On the other hand, I found myself really upset by this forgiveness marketing strategy, and because occasionally I need to rant, here are all the reasons why:

I realize that religious groups have a long and varied history of buying and selling forgiveness – we sacrifice lambs; we buy forgiveness from the church with huge donations; we kneel and self-flagellate until we feel we have paid enough in blood to be pure again. But paying the church or God or the temple at least makes sense. These are groups that, in some way, can be considered to be involved in a person’s moral or spiritual life. But I don’t ask my doctor to forgive me for needing stitches. I don’t ask my dentist for forgiveness if I get a cavity. These are unavoidable incidents that carry little moral weight and don’t need to be forgiven, which leads me to….

an accident is, by definition, something unintentional and unexpected. It isn’t an intentional wounding, a purposeful damaging of something. Now, if this unintentional and unexpected wounding happens to a person, then I can see the need for a brief apology, a quick forgiveness, a discussion about how to ensure that it doesn’t happen again. What I don’t see the need for is intense amounts of guilt – which is exactly what these marketing strategies of forgiveness foster. They tell us we have been bad, that we have done something wrong. They tell us to feel guilty for what we have done and then pay a little bit extra so that we no longer have to feel that guilt. Unless I was texting, drinking a mimosa, or arguing with my mother while driving, I don’t feel the need to feel guilty about a fender bender that was accidental and unexpected.
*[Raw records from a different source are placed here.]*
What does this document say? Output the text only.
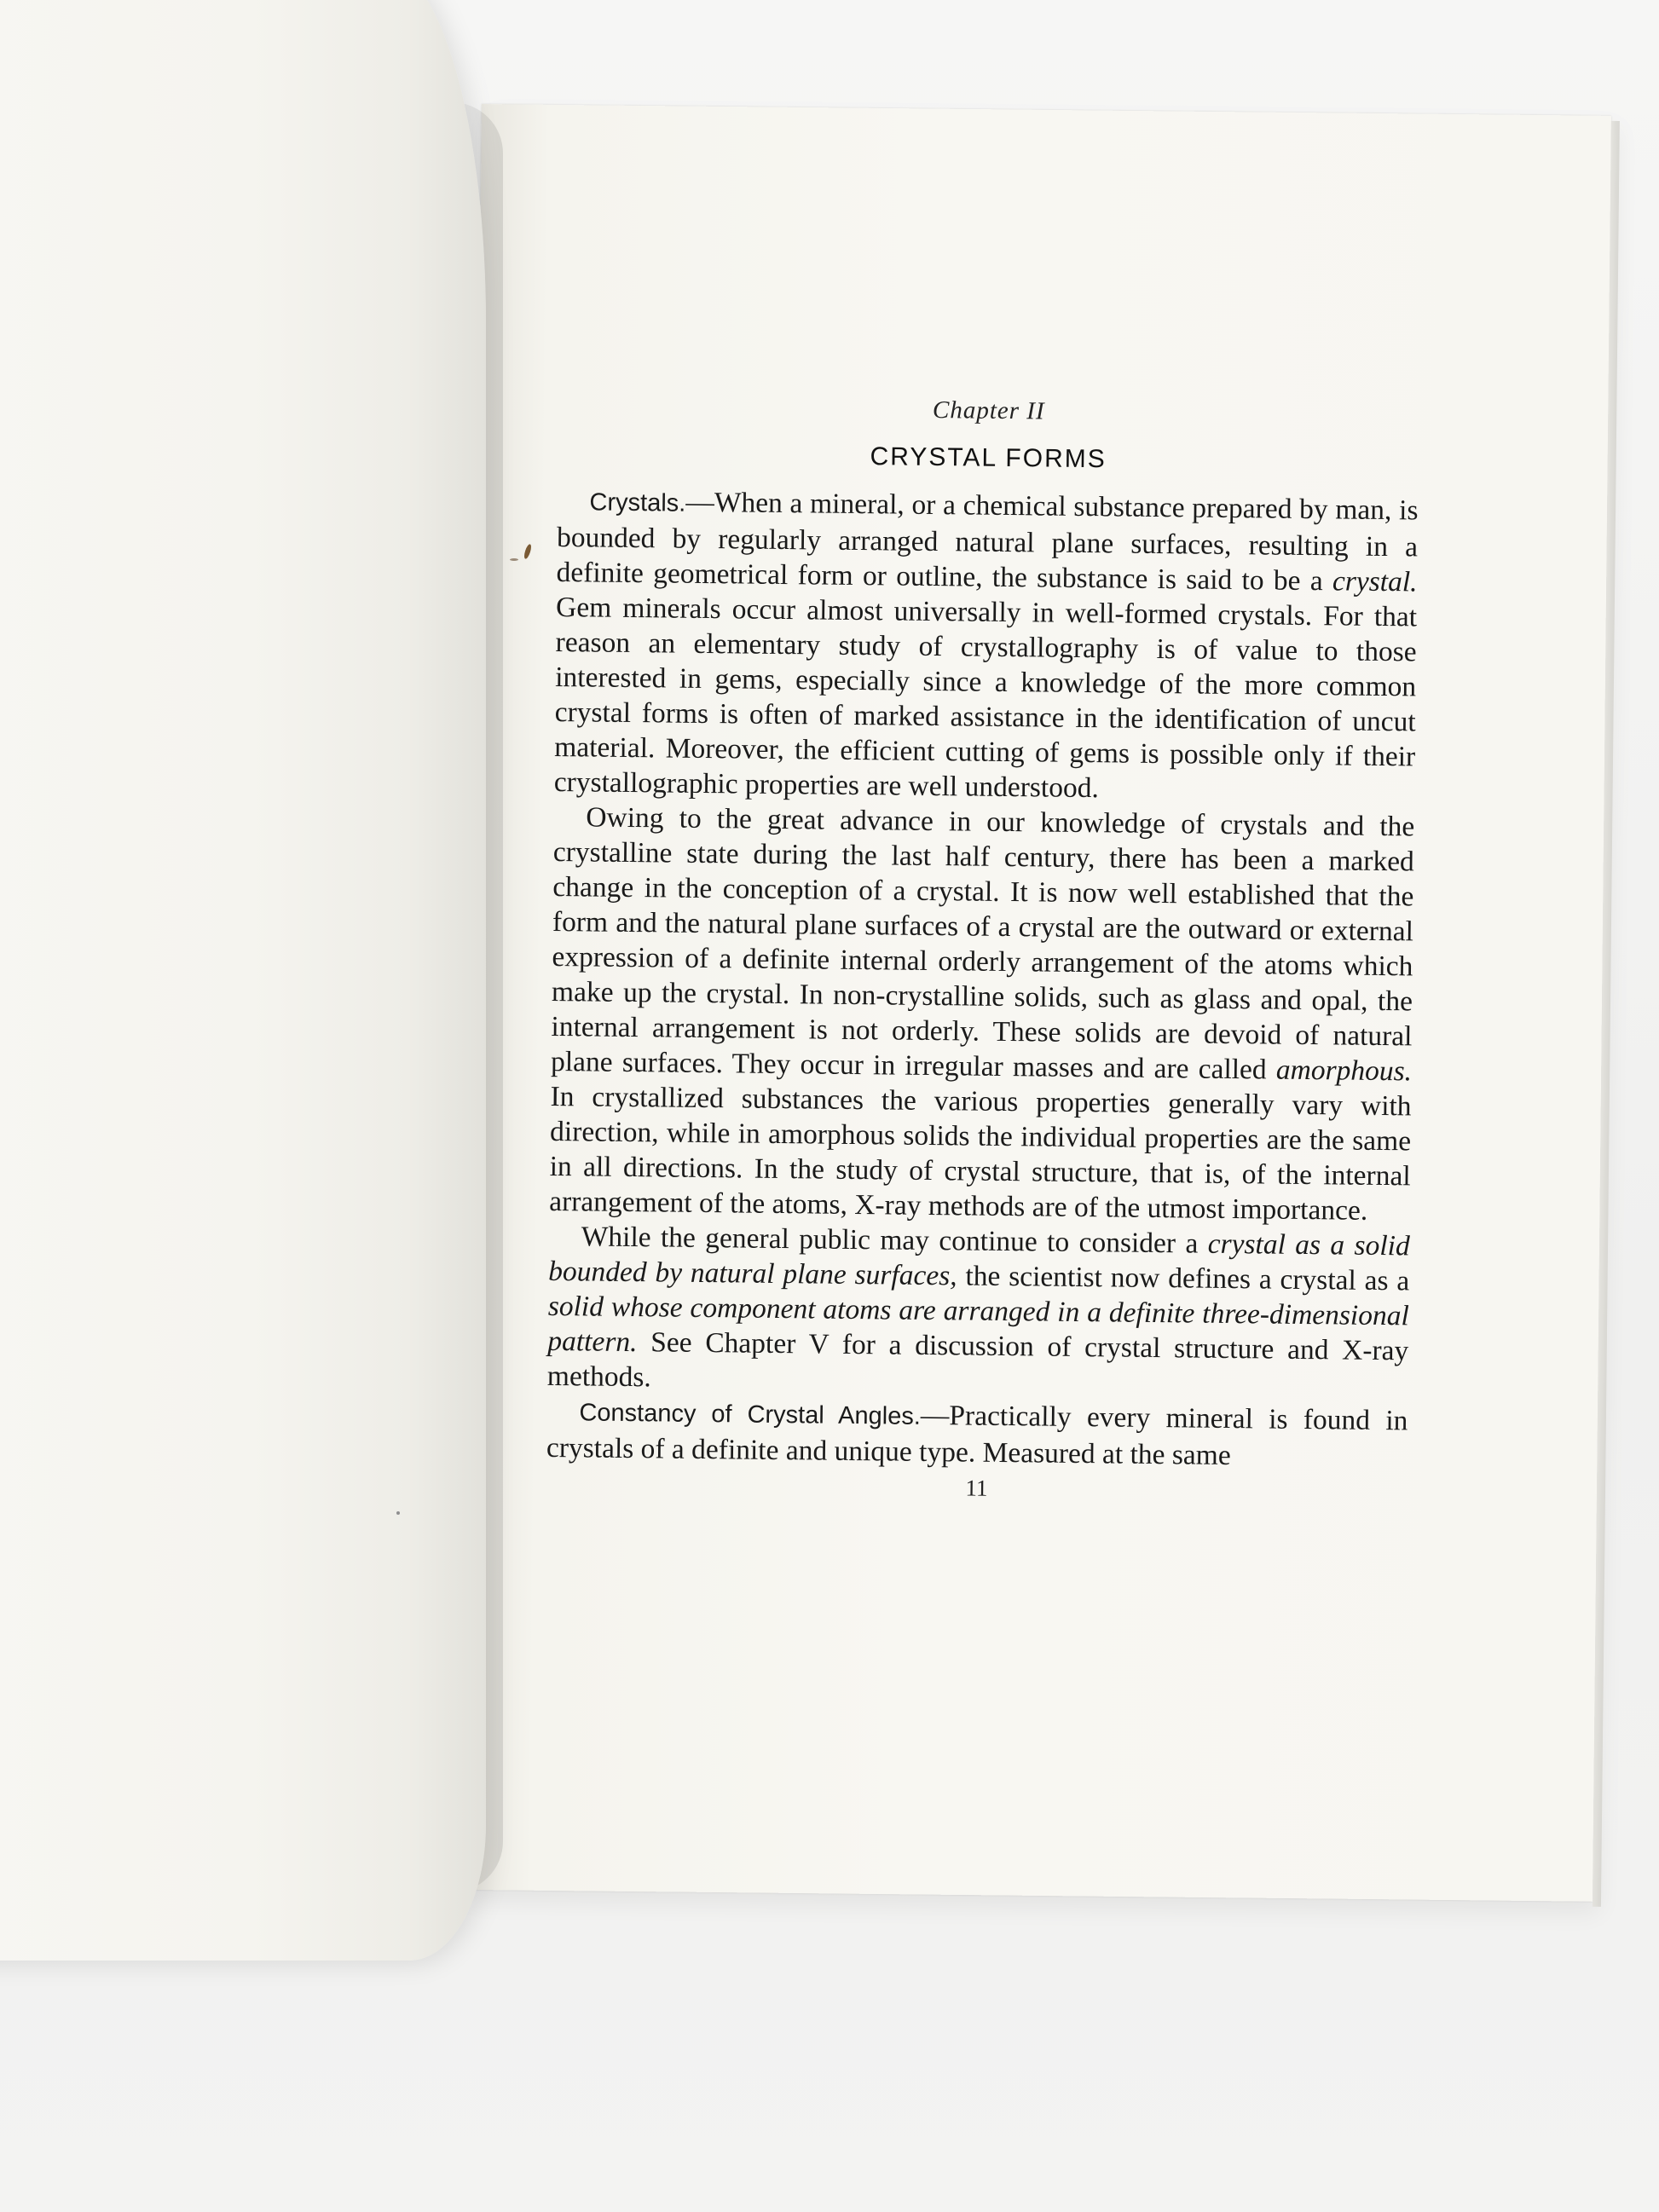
Chapter II
CRYSTAL FORMS

Crystals.—When a mineral, or a chemical substance prepared by man, is bounded by regularly arranged natural plane surfaces, resulting in a definite geometrical form or outline, the substance is said to be a crystal. Gem minerals occur almost universally in well-formed crystals. For that reason an elementary study of crystallography is of value to those interested in gems, especially since a knowledge of the more common crystal forms is often of marked assistance in the identification of uncut material. Moreover, the efficient cutting of gems is possible only if their crystallographic properties are well understood.

Owing to the great advance in our knowledge of crystals and the crystalline state during the last half century, there has been a marked change in the conception of a crystal. It is now well established that the form and the natural plane surfaces of a crystal are the outward or external expression of a definite internal orderly arrangement of the atoms which make up the crystal. In non-crystalline solids, such as glass and opal, the internal arrangement is not orderly. These solids are devoid of natural plane surfaces. They occur in irregular masses and are called amorphous. In crystallized substances the various properties generally vary with direction, while in amorphous solids the individual properties are the same in all directions. In the study of crystal structure, that is, of the internal arrangement of the atoms, X-ray methods are of the utmost importance.

While the general public may continue to consider a crystal as a solid bounded by natural plane surfaces, the scientist now defines a crystal as a solid whose component atoms are arranged in a definite three-dimensional pattern. See Chapter V for a discussion of crystal structure and X-ray methods.

Constancy of Crystal Angles.—Practically every mineral is found in crystals of a definite and unique type. Measured at the same

11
Guilt and forgiveness should be, I believe, deeply theological and moral issues – the general fender bender is neither of these. I am not going to pray on Yom Kippur for forgiveness for my fender bender, or my stitches, or the way I accidentally broke a glass last week. Forgiveness is for relationships – whether that relationship is between two people, between ourselves and God, or something we need to give our own selves.

And this forgiveness is hard enough, pressing enough, without allowing ourselves to be guilted into begging forgiveness from our insurance companies as well.